Before she sat the Leaving in 2001, Ms Cahill asked for, and got, an exemption from assessment in relation to spelling and grammar elements of language subjects and her certificate stated she received those exemptions.

The Equality Tribunal upheld her complaint that the annotations effectively labelled her as disabled and directed the Minister for Education to pay compensation of €6,000 to her, and to another student who made a similar complaint. The Minister was also directed to issue both students with new Leaving Certificates without the notations.

The Minister successfully appealed to the Circuit Civil Court in 2007 and the High Court in 2010 rejected Ms Cahill’s appeal against that decision. The Minister denied discrimination and argued deletion of the notation from Ms Cahill’s certificate would constitute a misrepresentation to employers or others relying on it and call the integrity of the exam into question.

Ms Cahill’s appeal to the Supreme Court was run by lawyers assigned by the Irish Human Rights and Equality Commission, successor to the Equality Authority.


Ms Cahill, who has since graduated from Dublin City University and is employed and a mother, was in court on Wednesday when all five judges dismissed the appeal. Costs issues will be addressed later.

In her judgment, Ms Justice Mary Laffoy said important legal issues raised concerned the proper construction and application of provisions of the Equal Status Act 2000, particularly sections 3, 4 and 5, all concerning discrimination.

Section 3 generally defines discrimination, section 4 addresses its meaning in the context of a disability ground and section 5 prohibits discrimination on grounds including in providing a service.

The basis of Ms Cahill’s case was she was discriminated against within the meaning of section 4.1 and the notes attached to her Leaving, plus the waiver relating to spelling and grammar assessment, did not meet the Minister’s obligation to accommodate her needs as a disabled person. She alleged she was treated less favourably than another student whose Leaving was not annotated.

No error

The judge held there was no error in findings that, as a result of the waiver and annotation, the Minister had not failed to do all that was reasonable to accommodate Ms Cahill’s needs and she had not been discriminated against.

There was no discrimination, within the meaning of section 3.1 or section 4.1 contrary to section 5, on the Minister’s part, she ruled.

The Chief Justice, Ms Justice Susan Denham, Mr Justice Donal O’Donnell and Ms Justice Elizabeth Dunne agreed with Ms Justice Laffoy.

In his judgment, Mr Justice John Mac Menamin said, while it was not hard to understand Ms Cahill’s concern that the annotation creates a form of “stigma”, cases must be decided on evidence.

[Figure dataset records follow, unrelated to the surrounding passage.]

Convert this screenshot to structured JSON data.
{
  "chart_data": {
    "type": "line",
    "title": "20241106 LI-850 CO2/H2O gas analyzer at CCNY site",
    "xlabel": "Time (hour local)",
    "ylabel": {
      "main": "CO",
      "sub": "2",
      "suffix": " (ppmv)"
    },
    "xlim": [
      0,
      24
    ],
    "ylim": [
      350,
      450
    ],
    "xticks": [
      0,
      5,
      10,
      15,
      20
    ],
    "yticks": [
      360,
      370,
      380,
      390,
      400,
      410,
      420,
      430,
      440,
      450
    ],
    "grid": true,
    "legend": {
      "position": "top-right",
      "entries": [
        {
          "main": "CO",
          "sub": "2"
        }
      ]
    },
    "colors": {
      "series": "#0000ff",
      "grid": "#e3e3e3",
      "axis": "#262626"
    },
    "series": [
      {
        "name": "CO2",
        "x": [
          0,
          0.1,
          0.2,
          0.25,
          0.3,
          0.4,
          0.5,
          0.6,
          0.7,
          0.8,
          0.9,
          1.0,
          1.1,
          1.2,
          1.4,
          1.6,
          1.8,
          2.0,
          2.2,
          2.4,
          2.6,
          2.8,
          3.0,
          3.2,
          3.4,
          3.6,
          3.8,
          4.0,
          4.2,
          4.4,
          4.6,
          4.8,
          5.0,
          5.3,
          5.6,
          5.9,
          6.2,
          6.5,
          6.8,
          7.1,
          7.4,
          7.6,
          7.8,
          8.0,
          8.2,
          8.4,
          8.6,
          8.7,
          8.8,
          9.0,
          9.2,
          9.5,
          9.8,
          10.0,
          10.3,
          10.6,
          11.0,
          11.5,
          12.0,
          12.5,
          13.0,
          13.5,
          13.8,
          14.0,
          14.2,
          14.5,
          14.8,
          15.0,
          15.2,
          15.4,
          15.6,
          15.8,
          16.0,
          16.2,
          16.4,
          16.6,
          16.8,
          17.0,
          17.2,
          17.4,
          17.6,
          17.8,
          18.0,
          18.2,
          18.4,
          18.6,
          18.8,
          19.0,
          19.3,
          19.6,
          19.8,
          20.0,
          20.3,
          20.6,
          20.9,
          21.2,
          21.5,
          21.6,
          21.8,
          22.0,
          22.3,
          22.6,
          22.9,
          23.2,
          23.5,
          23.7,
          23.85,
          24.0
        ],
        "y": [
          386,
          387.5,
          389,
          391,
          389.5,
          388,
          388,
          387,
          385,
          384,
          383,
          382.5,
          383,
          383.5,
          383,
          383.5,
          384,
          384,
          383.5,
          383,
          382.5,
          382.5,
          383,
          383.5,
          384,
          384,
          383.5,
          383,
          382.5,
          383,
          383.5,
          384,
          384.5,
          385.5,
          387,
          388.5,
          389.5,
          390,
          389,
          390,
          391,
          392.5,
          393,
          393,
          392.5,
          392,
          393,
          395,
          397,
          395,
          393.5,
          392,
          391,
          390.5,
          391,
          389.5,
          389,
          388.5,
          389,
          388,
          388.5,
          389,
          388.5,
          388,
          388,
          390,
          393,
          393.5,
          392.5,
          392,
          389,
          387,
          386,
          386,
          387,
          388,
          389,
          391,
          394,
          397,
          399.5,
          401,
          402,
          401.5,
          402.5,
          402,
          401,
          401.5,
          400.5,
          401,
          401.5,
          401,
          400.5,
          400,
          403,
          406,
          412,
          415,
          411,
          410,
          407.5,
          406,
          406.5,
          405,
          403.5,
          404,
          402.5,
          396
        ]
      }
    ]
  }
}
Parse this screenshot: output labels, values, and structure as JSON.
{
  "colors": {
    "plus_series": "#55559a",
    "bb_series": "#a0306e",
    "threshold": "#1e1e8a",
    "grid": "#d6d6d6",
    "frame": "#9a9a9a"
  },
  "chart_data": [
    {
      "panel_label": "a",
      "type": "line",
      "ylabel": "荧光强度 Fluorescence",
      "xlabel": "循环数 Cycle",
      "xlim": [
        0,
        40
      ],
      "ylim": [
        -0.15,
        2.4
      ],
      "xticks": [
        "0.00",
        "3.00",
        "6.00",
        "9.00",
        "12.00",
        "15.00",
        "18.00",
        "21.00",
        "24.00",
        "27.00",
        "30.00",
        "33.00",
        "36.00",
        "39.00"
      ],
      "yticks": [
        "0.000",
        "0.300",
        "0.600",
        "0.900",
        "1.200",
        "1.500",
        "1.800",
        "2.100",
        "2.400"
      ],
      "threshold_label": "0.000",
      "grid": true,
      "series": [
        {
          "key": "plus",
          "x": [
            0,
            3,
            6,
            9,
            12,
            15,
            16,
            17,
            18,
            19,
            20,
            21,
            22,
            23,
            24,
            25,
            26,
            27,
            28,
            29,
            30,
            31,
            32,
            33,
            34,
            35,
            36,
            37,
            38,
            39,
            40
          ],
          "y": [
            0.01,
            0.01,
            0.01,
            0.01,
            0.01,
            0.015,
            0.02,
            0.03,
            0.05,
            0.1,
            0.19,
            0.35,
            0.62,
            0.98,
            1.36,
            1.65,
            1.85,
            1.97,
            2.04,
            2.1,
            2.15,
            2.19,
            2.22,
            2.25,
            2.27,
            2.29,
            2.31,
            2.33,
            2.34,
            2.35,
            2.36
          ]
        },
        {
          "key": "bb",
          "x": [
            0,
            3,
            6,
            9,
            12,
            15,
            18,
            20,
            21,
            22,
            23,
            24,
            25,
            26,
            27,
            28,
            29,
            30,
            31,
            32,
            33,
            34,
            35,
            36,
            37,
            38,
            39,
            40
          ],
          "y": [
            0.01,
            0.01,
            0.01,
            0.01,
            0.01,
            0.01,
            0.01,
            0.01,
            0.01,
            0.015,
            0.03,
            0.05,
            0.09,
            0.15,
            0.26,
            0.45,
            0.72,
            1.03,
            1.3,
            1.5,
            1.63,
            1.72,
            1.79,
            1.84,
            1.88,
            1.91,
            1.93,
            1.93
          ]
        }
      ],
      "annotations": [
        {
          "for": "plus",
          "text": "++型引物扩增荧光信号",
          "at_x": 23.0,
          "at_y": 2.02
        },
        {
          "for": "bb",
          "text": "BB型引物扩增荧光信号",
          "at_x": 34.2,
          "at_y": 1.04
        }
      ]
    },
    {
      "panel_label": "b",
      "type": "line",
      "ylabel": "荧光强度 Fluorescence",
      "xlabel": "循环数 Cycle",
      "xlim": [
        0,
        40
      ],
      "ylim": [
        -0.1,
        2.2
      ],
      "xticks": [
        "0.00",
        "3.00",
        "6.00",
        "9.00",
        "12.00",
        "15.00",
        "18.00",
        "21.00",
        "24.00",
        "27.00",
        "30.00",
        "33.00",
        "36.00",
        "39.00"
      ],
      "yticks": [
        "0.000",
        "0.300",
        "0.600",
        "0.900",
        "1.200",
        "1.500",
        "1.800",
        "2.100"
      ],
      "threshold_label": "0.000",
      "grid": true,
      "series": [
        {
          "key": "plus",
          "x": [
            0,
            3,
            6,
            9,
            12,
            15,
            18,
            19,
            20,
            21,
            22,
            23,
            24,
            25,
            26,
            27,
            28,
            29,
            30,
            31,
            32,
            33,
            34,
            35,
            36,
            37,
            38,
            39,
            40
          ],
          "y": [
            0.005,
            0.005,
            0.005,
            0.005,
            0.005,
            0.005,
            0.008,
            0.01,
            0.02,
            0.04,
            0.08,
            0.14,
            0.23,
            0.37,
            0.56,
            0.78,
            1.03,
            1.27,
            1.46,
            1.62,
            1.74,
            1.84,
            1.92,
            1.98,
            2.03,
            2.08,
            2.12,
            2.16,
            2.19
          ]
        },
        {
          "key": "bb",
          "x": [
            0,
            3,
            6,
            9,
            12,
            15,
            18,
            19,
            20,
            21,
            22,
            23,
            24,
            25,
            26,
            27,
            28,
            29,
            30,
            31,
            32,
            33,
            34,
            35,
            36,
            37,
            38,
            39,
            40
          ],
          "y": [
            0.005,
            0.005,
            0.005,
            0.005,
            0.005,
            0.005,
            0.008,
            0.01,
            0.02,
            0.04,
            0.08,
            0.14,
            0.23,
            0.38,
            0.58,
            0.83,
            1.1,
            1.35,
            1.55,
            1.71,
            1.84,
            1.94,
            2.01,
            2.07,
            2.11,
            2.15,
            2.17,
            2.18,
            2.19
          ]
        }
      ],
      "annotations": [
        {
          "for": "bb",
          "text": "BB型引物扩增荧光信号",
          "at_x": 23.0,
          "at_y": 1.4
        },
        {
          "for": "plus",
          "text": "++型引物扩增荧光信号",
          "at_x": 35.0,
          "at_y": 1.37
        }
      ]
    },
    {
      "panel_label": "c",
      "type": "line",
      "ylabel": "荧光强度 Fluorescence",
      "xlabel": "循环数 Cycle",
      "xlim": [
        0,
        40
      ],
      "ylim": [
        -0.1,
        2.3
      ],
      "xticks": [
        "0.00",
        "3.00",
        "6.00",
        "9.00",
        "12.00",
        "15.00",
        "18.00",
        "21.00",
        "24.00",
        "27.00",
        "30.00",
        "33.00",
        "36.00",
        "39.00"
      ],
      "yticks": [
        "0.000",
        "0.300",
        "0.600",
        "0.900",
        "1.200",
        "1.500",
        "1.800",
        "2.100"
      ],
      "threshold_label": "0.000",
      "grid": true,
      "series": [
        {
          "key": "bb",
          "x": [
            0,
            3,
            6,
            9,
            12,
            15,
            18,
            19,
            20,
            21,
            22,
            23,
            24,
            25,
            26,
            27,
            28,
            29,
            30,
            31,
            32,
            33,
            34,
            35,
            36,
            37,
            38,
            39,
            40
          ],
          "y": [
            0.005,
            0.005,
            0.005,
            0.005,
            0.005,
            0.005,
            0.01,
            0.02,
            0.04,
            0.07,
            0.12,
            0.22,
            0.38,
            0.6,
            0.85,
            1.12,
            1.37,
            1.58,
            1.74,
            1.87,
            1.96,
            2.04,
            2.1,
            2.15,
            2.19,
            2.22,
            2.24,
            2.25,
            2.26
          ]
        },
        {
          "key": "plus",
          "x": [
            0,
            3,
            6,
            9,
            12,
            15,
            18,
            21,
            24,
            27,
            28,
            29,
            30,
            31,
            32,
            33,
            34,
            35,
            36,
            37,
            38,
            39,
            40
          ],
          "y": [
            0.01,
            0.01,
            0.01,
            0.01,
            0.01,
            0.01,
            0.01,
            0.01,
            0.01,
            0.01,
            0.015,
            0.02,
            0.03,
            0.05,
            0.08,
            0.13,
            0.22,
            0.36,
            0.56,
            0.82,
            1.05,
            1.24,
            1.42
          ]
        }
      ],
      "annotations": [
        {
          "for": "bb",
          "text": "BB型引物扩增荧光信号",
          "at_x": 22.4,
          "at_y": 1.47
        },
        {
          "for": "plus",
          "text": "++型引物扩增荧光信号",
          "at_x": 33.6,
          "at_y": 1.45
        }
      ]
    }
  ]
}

The evidence here was “all one way”, established, where accommodation is provided internationally, that it was always accompanied by some form of annotation.


While he considered the Circuit Court and High Court had erred in their findings concerning section 4.5, this case allowed for compatible findings under section 3.1 there was no unlawful discrimination and, in the substantive sense, the department did all that was reasonable in “accommodation”, accompanied by annotation.

Because the relevant law is in a stage of development and the appeal has clarified it, that “must represent a vindication, although perhaps a limited one”, for Ms Cahill, he added.

Mr Justice O’Donnell expressed reservations about Mr Justice Mac Menamin’s view whether a potential other case may have been made concerning the procedures followed by the department and said he was concerned whether the relevant provisions of the 2000 Act – sections 4 and 5.2.h – could be read as suggested in order to make such a case.